At least she reached down and started peeling off her stockings. And threw them out. Should you take off your socks?

‘Those creatures…’ She began slightly giggling.

‘What?’ Should you giggle in return?

‘Nothing. The bed. It needs—
Teasing
.’

Mamma was heaving like any Bulpit porpoise. It was too giggly to resist. You were bumping, cannoning off each other, like a couple of older girls with the giggles.

Mamma’s sinuses were giving trouble. ‘Oh dear, aren’t we awful!’ She sniffed, bumped and giggled.

If you had a hankie, you could have offered a hankie. If you put your arms, would this other, older girl bump you off? It was worth the try.

But they were off again. ‘Those asbestos gloves…’ the two friends were bumping more than ever.

When a stiffening set in. It was Mamma saying, ‘People can’t help what they look like, you must remember that, Eirene, and never laugh at physical peculiarities.’

‘But the gloves…’ you might have pointed out, if you had been simple, and Mamma knew you weren’t that, unless when it suited her to see you as a child.

‘We must sleep,’ her sinuses ordered angrily.

And turned her back, and was soon sighing and resisting, trying to free herself, it seemed, of enormous, sticky spider webs.

‘Oh no…’ she moaned, opening and closing, opening and closing, like a knife, you were glad you were on the wrong side.

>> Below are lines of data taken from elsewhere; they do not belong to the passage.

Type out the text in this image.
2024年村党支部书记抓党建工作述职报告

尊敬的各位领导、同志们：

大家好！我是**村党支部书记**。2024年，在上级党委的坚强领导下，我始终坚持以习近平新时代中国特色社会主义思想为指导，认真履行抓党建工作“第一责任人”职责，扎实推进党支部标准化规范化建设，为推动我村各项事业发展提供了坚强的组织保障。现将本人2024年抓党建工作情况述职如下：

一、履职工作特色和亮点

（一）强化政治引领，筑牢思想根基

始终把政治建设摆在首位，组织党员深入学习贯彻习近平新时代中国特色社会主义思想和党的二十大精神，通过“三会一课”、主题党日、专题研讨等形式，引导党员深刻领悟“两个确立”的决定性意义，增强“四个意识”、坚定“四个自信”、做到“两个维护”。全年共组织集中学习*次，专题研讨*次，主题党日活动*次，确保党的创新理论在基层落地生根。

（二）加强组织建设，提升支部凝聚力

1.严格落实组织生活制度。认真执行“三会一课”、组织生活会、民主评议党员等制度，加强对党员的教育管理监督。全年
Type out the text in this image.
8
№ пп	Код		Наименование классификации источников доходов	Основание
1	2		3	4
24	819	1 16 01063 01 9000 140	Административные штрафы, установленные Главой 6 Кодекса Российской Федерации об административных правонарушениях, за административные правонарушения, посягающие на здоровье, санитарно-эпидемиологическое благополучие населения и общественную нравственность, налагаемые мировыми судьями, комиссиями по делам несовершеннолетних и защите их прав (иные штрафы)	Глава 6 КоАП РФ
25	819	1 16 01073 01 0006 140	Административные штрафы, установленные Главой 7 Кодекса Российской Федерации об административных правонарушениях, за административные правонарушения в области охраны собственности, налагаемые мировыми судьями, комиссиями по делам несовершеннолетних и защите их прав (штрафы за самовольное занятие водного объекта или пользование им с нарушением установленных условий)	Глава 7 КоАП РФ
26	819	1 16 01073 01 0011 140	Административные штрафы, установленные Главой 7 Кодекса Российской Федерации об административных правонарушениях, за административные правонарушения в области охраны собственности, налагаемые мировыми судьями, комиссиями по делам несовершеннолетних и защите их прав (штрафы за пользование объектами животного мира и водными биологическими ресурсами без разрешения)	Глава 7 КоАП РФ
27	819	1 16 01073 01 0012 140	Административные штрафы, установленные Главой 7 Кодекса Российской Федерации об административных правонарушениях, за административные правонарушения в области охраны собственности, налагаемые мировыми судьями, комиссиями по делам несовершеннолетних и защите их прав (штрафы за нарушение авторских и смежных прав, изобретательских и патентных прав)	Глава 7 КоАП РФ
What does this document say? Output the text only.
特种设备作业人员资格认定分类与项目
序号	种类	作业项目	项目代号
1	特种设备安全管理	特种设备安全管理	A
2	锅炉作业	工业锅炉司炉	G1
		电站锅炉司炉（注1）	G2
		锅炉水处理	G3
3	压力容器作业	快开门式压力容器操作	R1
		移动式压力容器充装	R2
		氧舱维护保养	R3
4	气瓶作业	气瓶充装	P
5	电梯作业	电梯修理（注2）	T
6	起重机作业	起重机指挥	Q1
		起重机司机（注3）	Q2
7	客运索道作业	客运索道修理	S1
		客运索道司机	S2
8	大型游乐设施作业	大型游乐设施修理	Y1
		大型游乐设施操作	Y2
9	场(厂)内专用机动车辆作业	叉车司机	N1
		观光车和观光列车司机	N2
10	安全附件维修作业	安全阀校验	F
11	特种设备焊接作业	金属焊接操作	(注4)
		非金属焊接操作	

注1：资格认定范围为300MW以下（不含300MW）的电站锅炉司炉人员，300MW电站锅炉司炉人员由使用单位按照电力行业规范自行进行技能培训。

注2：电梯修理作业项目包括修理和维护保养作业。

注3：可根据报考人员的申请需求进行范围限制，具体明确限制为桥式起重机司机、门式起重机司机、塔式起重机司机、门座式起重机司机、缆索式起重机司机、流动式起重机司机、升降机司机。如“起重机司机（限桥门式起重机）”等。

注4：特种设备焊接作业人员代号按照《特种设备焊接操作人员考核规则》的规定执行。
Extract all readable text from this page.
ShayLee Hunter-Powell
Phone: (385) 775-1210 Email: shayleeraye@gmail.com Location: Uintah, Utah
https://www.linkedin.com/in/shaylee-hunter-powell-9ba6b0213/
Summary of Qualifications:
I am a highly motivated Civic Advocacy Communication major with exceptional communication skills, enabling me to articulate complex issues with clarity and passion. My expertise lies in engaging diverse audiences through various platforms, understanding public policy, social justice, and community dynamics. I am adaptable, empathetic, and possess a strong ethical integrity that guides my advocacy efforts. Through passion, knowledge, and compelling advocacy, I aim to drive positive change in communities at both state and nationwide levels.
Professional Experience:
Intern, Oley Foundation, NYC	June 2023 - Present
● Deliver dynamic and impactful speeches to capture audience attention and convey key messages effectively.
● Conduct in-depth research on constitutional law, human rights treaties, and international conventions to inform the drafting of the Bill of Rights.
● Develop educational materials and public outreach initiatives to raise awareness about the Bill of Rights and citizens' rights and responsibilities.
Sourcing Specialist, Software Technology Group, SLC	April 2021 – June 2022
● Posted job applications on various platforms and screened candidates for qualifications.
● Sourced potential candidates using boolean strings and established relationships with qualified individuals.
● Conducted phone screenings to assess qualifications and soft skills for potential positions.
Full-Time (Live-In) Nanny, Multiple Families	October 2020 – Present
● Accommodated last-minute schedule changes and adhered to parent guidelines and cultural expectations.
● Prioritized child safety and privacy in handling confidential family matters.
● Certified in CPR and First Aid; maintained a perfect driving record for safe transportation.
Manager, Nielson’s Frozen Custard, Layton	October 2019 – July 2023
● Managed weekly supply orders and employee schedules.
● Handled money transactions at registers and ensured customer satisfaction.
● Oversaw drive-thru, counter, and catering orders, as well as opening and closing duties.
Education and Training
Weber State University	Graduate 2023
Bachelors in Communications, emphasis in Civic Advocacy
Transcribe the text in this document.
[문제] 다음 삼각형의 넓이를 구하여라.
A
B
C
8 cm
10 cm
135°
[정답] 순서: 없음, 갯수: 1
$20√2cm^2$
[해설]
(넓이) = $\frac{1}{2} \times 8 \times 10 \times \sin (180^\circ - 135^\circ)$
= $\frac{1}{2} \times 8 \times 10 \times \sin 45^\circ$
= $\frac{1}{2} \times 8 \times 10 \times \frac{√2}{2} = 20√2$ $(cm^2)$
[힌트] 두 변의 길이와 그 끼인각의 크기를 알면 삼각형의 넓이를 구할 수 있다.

Welll ssleep. She has a very bad congestion, Great Aunt Cleone said. But you can’t cup a little child’s body, there is no flesh to fill the vacuum. It is Ayia Anastasia who has spells to dissolve sickness. We must pray to the Saint, her black robe, her dark face, but remember, Eirinitsa, religion is not superstition. When you are older, the spirit will guide you—the
pneuma
. You will realise the difference. Though Ayios Fanourios is useful—to find things we have lost—except we must bake him a
pita
. It was fascinating. Great Aunt Cleone could not have boiled a potato let alone baked a
pita
. So religion is easier than superstition for people like Cleonaki. She has the eyes of this great Italian actress and Saints. Your
spiritual
aunt, people say. Papa says, ‘
ah mba
’ he accepts the Panayia only when she becomes Greece and they torture her.